When you are alone & cannot be stilled,
I will never leave: my hands, your hands:
your blood’s taint coursing; your high-
yellow heart’s flesh hunger for bodies bruised
blue; who can hide what yours cannot

          A poem about a deadly sexually transmitted disease, presented as a centerfold! If that isn’t irony enough, Wilson’s adroit use of Devil & Daniel Webster rhetoric—unfolding like a child’s riddle even as it turns playful inevitability into a message that leaves you in a cold sweat—cats its reader full-body into the absurdist void: “When I’m with you, I’m only with you./ When I’m with her/ I’m only with her/ & you. When you’re with him, I’m only with you & him & her & him & him & her &….”

          Ashes, ashes, we all fall down. The author’s deadpan tone is as chilling as it is matter of fact.

          As is the case with any memorable poetry collection, subject and craft go hand in hand in Sacrilegion. Religion is a key motif. There is an enticing ambivalence regarding the place of Christianity in Wilson’s cultural inheritance, with a decided suggestion that if the truth be known; i.e., the proposition that King Solomon declared himself to be “Black and Comely,” the author too possesses a demonstrated connectedness to the wisdom and beauty of biblical antiquity.

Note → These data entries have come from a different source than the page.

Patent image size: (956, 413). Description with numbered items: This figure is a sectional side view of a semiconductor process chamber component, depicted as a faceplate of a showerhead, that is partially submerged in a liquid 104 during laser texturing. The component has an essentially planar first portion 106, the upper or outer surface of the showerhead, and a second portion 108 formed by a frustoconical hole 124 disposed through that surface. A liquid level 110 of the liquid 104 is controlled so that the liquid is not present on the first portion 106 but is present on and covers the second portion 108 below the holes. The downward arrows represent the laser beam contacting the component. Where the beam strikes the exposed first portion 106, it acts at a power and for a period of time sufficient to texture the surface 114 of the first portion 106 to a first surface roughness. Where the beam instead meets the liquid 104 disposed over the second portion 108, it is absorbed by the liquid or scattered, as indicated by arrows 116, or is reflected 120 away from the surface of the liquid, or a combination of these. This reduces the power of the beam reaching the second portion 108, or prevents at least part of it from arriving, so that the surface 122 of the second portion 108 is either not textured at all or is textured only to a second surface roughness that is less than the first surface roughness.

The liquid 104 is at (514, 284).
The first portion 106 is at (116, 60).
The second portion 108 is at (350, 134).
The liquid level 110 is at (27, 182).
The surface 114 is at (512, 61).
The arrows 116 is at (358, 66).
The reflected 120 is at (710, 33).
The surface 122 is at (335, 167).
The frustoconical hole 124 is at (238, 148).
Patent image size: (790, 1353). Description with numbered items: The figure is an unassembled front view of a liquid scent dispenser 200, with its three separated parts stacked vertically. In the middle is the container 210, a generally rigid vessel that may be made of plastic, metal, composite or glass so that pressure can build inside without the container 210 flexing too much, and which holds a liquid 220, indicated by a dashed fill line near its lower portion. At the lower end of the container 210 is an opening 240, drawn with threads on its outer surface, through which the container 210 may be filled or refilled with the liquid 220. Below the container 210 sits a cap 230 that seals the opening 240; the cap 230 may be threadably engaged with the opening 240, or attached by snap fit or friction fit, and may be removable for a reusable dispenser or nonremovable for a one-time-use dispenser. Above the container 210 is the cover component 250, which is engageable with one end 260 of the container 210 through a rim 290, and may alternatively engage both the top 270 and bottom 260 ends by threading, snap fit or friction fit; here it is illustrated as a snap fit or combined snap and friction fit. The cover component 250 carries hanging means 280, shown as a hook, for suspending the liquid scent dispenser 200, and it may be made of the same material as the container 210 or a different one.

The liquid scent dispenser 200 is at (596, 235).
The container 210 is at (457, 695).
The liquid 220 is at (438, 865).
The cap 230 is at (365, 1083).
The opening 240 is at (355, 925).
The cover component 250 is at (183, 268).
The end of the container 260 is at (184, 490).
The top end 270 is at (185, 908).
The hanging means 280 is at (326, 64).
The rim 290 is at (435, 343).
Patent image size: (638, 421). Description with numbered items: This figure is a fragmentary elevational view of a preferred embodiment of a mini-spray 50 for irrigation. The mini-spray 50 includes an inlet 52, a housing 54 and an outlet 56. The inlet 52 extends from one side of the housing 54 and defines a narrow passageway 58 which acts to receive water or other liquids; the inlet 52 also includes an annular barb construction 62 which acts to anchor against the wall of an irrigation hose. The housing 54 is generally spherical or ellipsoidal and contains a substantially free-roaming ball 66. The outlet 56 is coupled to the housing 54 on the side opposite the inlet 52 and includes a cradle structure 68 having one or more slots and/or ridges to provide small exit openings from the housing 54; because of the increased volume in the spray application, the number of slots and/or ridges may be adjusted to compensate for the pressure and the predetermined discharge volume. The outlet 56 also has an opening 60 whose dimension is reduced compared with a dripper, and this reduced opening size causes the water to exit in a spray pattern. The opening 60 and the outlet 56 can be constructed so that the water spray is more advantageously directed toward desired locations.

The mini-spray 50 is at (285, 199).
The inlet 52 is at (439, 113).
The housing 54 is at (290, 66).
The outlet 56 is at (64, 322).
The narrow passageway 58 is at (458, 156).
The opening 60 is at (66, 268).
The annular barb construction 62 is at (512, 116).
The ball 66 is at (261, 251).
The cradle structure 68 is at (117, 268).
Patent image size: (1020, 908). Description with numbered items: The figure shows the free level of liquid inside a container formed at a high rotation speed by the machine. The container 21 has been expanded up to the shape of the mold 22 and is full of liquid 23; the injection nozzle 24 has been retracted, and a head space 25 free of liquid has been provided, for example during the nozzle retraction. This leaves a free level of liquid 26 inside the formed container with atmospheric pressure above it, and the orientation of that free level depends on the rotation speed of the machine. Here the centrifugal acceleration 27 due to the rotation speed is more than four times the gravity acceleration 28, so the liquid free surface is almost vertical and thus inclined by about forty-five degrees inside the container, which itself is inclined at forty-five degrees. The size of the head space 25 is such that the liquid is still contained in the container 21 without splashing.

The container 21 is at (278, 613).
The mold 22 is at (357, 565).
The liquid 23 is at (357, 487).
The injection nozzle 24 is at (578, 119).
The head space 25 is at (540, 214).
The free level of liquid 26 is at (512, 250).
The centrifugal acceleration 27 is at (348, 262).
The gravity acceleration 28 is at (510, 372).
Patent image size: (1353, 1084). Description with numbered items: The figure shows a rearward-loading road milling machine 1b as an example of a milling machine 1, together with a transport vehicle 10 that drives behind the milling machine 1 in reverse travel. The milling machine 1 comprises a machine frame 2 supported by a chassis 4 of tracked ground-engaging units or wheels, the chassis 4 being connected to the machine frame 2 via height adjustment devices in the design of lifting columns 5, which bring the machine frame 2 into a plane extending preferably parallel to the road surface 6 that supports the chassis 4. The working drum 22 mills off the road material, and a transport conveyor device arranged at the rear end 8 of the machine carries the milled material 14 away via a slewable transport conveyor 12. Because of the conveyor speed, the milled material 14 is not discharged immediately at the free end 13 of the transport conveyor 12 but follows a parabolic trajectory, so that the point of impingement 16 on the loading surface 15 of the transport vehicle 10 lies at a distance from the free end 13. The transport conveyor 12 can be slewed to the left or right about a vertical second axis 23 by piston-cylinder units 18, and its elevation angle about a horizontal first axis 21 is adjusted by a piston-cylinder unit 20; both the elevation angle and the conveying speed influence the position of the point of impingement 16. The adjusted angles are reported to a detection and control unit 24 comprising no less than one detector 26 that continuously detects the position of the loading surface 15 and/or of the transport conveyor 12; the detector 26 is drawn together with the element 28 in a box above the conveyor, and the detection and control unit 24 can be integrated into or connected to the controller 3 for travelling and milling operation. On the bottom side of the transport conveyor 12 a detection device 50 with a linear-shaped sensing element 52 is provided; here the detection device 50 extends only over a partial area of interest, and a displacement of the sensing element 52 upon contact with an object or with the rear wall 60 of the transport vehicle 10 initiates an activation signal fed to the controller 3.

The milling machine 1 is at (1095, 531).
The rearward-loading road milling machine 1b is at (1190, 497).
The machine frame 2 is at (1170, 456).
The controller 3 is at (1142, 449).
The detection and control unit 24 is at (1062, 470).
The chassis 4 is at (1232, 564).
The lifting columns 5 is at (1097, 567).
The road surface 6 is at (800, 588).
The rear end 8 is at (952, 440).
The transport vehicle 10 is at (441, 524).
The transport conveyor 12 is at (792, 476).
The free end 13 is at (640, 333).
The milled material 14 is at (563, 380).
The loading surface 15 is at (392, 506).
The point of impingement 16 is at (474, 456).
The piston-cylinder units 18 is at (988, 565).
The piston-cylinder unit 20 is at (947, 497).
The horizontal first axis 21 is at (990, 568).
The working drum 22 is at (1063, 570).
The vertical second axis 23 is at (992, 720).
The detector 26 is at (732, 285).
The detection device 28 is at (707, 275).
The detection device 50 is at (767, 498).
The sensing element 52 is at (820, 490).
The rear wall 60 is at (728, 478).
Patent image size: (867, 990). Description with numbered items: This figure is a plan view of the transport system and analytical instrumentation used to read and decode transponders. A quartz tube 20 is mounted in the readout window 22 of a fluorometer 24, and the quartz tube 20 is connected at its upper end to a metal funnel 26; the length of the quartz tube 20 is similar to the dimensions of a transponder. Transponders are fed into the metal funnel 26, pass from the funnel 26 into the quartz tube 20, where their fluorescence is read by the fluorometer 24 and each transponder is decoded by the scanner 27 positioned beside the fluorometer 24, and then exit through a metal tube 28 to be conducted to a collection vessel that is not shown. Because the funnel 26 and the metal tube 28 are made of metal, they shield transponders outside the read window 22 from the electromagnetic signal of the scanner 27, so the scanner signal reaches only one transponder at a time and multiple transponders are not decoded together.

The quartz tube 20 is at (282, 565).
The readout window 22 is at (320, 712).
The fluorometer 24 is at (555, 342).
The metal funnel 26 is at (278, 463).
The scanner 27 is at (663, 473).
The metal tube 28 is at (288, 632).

          There is plenty of relational beauty and pain to share. A lover gazes at his sleeping mate in “Ratiocination,” acutely aware of the deadly gravity of passion:

…This must be how mercury feels

deep inside the heart of this red & brown clay
beneath us: deadly when we taste its ruddy gray, slick-
hot as that planet closest to the sun, hidden

from Earthly view by that star that burns
all flesh it touches & eludes us all.

          And the recurrence of family relationships as a theme serves as both a stabilizer to the variegated contents and a launching point for Wilson’s resolute search for the key to rediscovering our intrinsic beauty. “My nephew waltzes besides his father,/ the man who was the boy who made Faggot!/ a reason not to flinch,” he relates in “Dreamboys,” among the more poignant moments in the book. Wilson then considers the father with an analytically cold but compassionate eye:

                                  …Teeth clenched,

he smiles at his dreamboy & nods in disbelief.
Harrumphs. Lashes flittering, he offers me
the only penance he can: a sheepish grin.

          Here again, the poet displays his talent for shifting point of view, a tactic which consistently keeps the reader engaged and moving forward. He concludes:

My nephew sees beyond the veil shrouding
his father’s eyes. Realizes this isn’t

how brown boys win favor. Searches
my eyes for answers. Mirrors
a sadness no song can shake.

          In poem after memorable poem, Sacrilegion enunciates the terrible sadness of existence, gaining its measure and delivering to readers with a power that is borne of the author’s conviction that if he can “tell it” just right, he may be able to shake it.

          Can a man make songs to shake the sadness no song can shake? Is this how we come to know how beautiful we are?

          “I’ll die thrashing/ telling any body all my secrets,” writes Wilson in the seminal poem “I Can’t Help It.”

          Just so. In Sacrilegion, L. Lamar Wilson makes sure that these secrets—“horrors and beauties hidden in the shadows,” as Evie Shockley so aptly puts it—are hidden in plain view.

          Not just revealed but exposed in a transformative light.